New York City Theater
Mitzi E. Newhouse Theater
You don’t need to know Richard Wright’s scorching 1940 novel, “Native Son,” to appreciate “Pipeline,” Dominique Morisseau’s striking new play with its character-rich dialogue. But it helps.
A quick précis of the novel: Black, Chicago-slum-born Bigger Thomas, debased because of his race, is unable to escape his pre-ordained destiny. Having murdered a white girl, he’s sentenced to death but, at the end, faces his fate with the dignity that the world deprived him of.
In “Pipeline,” Omari, the son of Nya, a public school teacher, is caught in an obverse image of Bigger Thomas. When at his private school, a persistent teacher calls upon Omari to discuss “Native Son,” the student takes it as both condescending and aggressive. “Like I’m the spokesperson.,” says Omari, “like I’m Bigger Thomas.” Lashing out, he faces expulsion for shoving the teacher, finding a sympathetic ear in his no-nonsense girlfriend, Jasmine, who also feels an unwanted misfit in this WASP school.

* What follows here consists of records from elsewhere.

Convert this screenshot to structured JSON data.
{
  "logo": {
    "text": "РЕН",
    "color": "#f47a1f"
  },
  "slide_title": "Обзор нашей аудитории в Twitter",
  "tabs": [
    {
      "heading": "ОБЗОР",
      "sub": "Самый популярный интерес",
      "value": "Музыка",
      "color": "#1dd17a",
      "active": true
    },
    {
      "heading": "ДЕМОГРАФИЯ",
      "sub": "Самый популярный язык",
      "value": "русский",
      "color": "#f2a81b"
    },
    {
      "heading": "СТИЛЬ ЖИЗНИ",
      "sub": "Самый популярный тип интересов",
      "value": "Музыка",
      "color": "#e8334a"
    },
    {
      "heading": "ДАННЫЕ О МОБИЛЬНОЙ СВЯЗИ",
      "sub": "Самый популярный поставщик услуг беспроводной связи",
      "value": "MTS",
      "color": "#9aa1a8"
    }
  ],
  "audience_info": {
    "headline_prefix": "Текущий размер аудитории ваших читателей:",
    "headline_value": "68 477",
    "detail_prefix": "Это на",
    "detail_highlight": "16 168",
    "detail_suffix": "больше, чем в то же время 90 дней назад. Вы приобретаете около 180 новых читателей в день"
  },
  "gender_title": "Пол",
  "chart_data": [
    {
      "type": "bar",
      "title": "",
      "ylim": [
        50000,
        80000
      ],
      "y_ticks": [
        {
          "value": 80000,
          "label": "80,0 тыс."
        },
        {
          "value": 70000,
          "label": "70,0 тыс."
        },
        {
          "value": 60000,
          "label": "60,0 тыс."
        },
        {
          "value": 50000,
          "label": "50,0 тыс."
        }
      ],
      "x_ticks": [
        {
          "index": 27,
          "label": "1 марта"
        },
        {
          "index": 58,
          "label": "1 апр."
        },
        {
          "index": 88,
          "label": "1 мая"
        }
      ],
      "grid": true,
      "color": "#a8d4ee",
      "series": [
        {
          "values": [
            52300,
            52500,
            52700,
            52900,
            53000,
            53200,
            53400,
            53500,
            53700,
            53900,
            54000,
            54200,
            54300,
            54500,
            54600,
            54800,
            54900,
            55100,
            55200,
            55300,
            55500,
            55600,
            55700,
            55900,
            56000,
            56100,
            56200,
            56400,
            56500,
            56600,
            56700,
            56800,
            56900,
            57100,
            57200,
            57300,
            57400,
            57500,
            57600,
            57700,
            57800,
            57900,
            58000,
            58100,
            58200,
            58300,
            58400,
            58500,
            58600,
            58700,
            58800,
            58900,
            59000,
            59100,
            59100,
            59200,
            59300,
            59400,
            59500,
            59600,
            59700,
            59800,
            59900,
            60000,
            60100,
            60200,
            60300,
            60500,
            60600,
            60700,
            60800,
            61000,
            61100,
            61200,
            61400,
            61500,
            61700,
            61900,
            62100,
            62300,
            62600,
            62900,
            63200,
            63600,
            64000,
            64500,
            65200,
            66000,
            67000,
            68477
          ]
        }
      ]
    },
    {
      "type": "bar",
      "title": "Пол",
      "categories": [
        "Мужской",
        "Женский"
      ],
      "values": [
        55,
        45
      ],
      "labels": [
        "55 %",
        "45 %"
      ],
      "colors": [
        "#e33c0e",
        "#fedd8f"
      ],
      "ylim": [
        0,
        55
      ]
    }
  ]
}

Meanwhile, Nya, struggling to keep her son in the private school, has to deal with her own problems. Where she teaches is a nest of vipers, with students fighting and not learning. Further, she has to keep on the good side of her divorced husband who’s helping pay for Omari’s education.
In the public school, another teacher, Laurie, has herself been assaulted. Ranting about the difficulties of instructing her classes, she berates the friendly security guard for not reacting quickly enough when called upon to quell a brutal student-to-student fight.

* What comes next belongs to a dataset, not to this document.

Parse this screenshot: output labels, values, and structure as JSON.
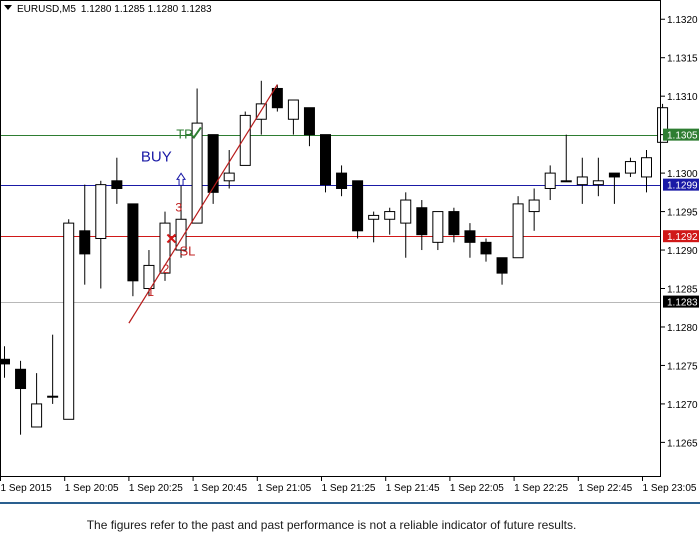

Although the play’s tension is high, a lot of strands need tying together. Since the naturalism doesn’t play out by itself, we need to witness the confrontations, most of which take place offstage. We’re told more than we see, as in lines like the pragmatic Jasmine’s assessment of Omari, that he’s “a lunar eclipse . . . rare and hiding in the shadows of the earth.”
Lileana Blain-Cruz’s direction flows with such agility that you’re swept along past even the most uneven spots. The cast is exemplary: Heather Velzaquez as the straightforward Jasmine, chafing under perceived tokenism, Namir Smallwood as the lost Omari, Tasha Lawrence as the tough Laurie, Jaime Lincoln Smith as the empathetic guard and Morocco Omari as the blustery ex-husband.
Karen Pittman has a memorable turn as Nya. Confident but insecure, angry but placating, loving but wary, Pittman finds the colors of a woman on the verge of panic attacks, someone determined to save her son from the oft-repeated pipeline of school to jail.
When she teaches Gwendolyn Brooks’ poem, “We Real Cool,” Nya balances its deeper meanings and inherent bleakness (“We die soon”) with the joy of explicating it. A dedicated teacher, a worried parent, she fully understands that like Bigger Thomas, Omari’s “rage is not his sin. . . . It’s his inheritance.”